Another problem is the projected shortage of airline seats into Colombo, in the backdrop of plans to bring in 2.5 million tourists. Prior to 1983, most of the world’s leading airlines flew into Colombo, but the majority withdrew citing security concerns amidst a sharp drop in tourism. Now only about 35 airlines (including SriLankan) operate flights to Colombo. We must attract more airlines to Colombo (and Mattala) to meet the goal of 2.5 million tourists in the short term.

Fortunately, more airlines are planning to operate flights to Colombo. The Russian airline Aeroflot will be flying to Colombo from Moscow five times a week using Airbus A330 planes from October 28. Among the other airlines planning to launch regular services to Sri Lanka in the next two-three months are Edelweiss (Switzerland), Thomas Cook (UK) and Vistara (India). Also waiting in the wings are Biman Bangladesh, US-Bangla Airlines, Royal Nepal Airlines, Lion Air (Indonesia) and several other airlines. All these extra flights will boost tourism and other inbound travel. Sri Lanka must also make use of existing and new bilateral air services agreements (some of which have not been properly utilized) to get more airlines into Colombo. Moreover, the BIA will be able to accommodate many more airlines and passengers when the current expansion is completed sometime in 2020.
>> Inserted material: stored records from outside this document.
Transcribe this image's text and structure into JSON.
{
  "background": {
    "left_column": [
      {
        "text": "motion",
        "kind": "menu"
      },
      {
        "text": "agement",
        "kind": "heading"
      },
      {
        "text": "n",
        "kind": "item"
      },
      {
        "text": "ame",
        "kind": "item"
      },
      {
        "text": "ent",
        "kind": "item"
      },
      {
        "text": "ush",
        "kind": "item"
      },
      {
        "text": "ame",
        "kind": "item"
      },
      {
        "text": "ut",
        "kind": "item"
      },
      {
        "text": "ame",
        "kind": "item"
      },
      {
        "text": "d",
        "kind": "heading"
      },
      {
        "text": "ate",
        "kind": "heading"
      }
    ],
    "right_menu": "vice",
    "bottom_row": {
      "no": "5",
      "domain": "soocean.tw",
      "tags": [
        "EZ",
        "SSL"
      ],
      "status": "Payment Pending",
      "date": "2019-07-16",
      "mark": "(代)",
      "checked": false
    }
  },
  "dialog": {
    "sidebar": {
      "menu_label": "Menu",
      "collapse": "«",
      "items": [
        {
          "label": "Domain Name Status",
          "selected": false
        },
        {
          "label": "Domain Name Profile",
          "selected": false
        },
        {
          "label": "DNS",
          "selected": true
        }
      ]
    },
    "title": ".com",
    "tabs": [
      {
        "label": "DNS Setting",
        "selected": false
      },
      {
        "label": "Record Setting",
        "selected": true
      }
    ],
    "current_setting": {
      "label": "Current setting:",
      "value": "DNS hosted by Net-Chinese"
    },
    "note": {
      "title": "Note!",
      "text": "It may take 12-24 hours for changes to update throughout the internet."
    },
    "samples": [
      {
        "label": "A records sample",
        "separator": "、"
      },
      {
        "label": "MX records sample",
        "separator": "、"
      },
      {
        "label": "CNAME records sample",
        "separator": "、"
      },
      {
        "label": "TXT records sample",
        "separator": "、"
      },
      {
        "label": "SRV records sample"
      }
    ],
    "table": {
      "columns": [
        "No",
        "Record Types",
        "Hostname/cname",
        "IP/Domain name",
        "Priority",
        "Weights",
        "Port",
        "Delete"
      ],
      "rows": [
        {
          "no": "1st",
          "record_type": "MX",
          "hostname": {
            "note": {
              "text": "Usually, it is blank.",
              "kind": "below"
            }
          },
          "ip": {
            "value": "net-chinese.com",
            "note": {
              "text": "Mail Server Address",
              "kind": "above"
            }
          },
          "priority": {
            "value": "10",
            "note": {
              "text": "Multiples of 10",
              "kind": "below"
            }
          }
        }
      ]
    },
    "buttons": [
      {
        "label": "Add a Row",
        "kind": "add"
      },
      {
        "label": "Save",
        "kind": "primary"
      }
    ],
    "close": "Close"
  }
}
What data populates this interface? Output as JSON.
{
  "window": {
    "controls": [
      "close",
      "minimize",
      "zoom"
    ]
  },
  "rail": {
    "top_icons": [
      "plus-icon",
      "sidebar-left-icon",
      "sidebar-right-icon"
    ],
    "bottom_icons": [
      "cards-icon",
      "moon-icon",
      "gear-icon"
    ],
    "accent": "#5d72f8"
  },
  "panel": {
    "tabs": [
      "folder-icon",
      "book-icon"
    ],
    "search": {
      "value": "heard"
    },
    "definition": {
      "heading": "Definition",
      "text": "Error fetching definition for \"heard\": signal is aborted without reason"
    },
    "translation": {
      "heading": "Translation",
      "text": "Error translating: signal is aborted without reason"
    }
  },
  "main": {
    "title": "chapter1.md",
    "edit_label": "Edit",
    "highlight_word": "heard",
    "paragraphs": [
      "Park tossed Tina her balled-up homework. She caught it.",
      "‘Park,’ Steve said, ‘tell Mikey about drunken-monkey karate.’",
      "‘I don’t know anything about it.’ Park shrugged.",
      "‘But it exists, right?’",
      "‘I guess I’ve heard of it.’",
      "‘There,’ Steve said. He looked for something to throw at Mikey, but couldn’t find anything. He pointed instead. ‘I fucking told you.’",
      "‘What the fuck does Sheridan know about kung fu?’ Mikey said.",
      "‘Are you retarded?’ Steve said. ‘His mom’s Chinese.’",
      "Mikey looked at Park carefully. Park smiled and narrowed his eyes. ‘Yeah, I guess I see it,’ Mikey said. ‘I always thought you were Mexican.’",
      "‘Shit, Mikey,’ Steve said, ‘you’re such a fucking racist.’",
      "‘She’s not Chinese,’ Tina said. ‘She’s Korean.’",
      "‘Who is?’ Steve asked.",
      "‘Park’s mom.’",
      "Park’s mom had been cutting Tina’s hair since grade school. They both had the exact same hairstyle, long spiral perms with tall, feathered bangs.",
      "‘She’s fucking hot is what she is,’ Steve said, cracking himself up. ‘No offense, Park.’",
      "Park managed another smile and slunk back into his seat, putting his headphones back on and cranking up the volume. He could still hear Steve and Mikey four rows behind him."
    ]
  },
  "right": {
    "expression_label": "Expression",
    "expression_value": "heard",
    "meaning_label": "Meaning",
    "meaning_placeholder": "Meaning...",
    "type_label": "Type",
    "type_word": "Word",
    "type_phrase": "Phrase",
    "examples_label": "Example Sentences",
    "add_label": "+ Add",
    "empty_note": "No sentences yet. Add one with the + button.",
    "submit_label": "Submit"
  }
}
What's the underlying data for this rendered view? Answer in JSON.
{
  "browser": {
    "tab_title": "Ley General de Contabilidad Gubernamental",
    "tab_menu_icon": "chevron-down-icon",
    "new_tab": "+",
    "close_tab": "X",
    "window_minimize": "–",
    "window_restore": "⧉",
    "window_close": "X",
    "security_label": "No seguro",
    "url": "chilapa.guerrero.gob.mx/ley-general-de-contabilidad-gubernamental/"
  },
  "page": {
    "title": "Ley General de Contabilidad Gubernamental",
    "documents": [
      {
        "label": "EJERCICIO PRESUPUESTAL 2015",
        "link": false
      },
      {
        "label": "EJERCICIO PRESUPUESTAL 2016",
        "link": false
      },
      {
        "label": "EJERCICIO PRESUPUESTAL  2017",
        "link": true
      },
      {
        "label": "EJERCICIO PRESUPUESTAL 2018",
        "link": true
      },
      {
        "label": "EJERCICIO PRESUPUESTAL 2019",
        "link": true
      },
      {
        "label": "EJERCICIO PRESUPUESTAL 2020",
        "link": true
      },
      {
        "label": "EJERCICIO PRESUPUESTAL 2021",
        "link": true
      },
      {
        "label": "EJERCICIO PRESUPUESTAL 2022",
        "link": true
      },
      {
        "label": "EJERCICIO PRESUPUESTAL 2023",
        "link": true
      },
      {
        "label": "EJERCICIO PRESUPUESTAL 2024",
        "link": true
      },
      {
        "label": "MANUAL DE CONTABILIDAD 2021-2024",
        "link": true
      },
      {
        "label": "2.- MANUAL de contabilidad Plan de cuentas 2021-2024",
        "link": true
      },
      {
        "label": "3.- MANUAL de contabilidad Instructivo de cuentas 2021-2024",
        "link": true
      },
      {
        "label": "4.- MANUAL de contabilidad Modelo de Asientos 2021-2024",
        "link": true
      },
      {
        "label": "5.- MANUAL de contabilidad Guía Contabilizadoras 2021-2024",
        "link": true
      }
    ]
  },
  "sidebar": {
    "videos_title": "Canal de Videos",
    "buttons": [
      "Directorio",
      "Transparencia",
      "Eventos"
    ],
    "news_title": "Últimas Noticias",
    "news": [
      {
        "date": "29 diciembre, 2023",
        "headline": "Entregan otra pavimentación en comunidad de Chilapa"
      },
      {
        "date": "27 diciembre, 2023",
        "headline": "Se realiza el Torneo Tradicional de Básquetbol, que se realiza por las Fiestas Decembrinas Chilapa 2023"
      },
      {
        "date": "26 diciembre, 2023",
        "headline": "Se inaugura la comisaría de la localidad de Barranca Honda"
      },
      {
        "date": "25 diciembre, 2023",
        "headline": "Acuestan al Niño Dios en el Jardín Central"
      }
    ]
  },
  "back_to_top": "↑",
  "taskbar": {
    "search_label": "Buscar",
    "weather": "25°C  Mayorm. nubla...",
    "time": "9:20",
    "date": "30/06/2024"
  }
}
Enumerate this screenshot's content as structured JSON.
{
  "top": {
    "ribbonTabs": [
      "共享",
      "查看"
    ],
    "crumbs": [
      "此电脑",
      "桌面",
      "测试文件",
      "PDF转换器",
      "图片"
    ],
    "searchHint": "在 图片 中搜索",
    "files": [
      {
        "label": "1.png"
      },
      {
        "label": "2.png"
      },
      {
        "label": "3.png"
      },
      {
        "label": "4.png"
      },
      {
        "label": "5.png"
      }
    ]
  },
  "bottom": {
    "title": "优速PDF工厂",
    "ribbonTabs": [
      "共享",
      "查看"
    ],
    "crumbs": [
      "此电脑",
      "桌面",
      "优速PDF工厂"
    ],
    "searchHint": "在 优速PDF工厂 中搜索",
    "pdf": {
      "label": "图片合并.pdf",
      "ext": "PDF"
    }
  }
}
The country also needs more hotel rooms for the anticipated higher numbers of arrivals. In this context, the entry of several renowned chains such as Shangri La, Ritz Carlton, JW Marriott, Sheraton, Next, ITC, Cygnett and Inter-Continental will be a boon for the tourism sector. Moreover, the sector has the potential to generate around 100,000 new jobs. The authorities must also develop domestic tourism. In keeping with the Tourism Day theme, the latest digital tools and social media should be extensively used to promote our resplendent isle.